Lo scrigno che custodisce l'anima di Castello di Monsanto

La Cantina

Non è semplice dire qual è il luogo che più di ogni altro resta scolpito nella memoria di chi visita Castello di Monsanto: se il promontorio scenografico che dà il nome al vino più rappresentativo dell’azienda – Il Poggio, se il Castello, se la Vinsantaia o l’Anfiteatro. Ma la Cantina è sicuramente uno di questi.

Riuscire a trasmettere anche solo una minima parte delle emozioni che si provano visitandola è impresa ardua.

I profumi, gli echi, i silenzi, gli strati di muffe nobili che ricoprono i muri, la rendono un posto unico che merita almeno una visita per chi viva nel Chianti o vi si trovi a passare.

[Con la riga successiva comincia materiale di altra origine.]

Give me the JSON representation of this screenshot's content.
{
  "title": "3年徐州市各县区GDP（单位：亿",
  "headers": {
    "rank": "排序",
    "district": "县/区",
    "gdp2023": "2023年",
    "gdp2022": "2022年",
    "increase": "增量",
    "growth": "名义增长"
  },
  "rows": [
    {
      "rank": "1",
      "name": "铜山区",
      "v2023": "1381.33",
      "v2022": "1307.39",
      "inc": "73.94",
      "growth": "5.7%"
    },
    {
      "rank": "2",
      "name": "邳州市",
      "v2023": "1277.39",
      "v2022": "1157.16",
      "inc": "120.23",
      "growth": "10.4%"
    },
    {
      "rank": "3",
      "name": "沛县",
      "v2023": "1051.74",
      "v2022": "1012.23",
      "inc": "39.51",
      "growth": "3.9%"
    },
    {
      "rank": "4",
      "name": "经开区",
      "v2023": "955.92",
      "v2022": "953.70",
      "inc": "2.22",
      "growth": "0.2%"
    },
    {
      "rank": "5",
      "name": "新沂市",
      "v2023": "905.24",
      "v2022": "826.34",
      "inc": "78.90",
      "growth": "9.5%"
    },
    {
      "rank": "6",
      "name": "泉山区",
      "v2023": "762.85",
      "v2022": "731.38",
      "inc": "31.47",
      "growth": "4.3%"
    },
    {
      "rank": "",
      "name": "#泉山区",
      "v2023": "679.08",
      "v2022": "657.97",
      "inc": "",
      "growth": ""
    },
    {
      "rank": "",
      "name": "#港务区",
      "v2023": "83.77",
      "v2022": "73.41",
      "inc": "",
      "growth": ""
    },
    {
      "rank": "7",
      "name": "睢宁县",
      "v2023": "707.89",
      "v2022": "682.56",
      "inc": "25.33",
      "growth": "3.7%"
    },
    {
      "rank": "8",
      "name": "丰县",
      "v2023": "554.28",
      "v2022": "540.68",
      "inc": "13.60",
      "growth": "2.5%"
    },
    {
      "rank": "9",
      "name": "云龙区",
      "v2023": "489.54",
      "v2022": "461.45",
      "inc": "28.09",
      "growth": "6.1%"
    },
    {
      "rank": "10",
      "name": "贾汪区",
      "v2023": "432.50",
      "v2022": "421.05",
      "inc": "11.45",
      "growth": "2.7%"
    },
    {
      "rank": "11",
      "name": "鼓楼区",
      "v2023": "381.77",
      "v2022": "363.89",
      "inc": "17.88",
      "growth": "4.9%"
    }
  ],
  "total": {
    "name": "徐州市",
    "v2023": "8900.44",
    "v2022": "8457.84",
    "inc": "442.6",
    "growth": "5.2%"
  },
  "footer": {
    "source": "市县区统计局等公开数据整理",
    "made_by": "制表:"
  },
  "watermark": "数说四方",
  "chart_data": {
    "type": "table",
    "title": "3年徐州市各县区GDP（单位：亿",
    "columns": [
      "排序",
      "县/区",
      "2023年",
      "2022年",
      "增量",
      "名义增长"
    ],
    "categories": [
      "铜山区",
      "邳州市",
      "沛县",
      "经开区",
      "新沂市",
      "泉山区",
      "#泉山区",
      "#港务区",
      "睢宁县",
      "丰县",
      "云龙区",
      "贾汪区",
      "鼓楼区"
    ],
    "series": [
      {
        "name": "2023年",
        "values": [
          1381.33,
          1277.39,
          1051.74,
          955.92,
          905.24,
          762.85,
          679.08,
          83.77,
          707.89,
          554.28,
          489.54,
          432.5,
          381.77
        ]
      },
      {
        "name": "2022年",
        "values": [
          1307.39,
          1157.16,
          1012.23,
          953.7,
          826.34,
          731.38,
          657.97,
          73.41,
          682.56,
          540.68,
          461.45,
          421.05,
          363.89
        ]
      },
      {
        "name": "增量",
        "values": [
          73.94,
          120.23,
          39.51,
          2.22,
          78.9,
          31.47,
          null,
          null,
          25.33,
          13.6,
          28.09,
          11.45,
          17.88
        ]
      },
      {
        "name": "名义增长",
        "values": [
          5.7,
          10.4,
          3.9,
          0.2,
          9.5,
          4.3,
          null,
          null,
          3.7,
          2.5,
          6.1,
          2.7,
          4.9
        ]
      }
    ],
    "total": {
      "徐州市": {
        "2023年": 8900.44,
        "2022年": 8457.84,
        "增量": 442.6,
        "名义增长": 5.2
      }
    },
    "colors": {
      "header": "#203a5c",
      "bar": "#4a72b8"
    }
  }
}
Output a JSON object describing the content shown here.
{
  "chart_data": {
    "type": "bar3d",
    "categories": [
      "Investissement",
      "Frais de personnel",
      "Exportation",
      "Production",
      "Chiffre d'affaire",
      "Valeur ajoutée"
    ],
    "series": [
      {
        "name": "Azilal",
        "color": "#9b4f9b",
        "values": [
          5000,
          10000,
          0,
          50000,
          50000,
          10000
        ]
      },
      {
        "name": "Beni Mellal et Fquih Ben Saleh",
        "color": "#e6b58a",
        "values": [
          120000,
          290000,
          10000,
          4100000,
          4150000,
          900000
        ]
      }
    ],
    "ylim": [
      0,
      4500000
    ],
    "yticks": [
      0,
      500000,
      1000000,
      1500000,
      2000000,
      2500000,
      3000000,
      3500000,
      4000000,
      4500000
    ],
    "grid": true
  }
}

La cantina settecentesca, parte del nucleo originario del Castello, trasuda un fascino senza tempo e apre la strada a una meraviglia se possibile ancora più grande: le cantine nuove con le loro spettacolari gallerie.

La prosa della penna di Antonio Boco, qui di seguito, descrive talmente bene tutto ciò che non resta molto altro da aggiungere se non un’esortazione a visitarle e vivere in prima persona queste emozioni:

“Il progetto era ormai solido quando ecco arrivare la nuova cantina, inaugurata nel 1981, e la barricaia, i cui lavori prendono il via appena cinque anni più tardi per concludersi nel 1992. Due opere che contribuiscono a definire ancora meglio il profilo di Monsanto, sia da un punto di vista strutturale ed estetico che da quello della filosofia di fondo. Piani che si mescolano soprattutto nella seconda opera, dove a tratti si confondono e diventano un unico grande messaggio che richiama i valori assoluti del tempo e dello spazio, del sacrificio, della precisione maniacale, del genio, del saper fare, della solidità.

Tutti lì, in quella galleria di trecento metri che collega le nuove cantine a quelle settecentesche del Castello, quasi imprigionati dalle pietre di galestro spaccate a mano con cui viene costruita, incastonate con antiche tecniche medievali dalle mani infaticabili e sapienti di Giotto Cicionesi, Mario Secci e Romolo Bartalesi, i tre uomini cui si deve questa impresa francamente incredibile, emozionante e un pò folle che racconta molto di Monsanto. Lì sotto maturano i vini di domani e riposano quelli di ieri, con una riserva di annate storiche che ha pochi eguali al mondo.”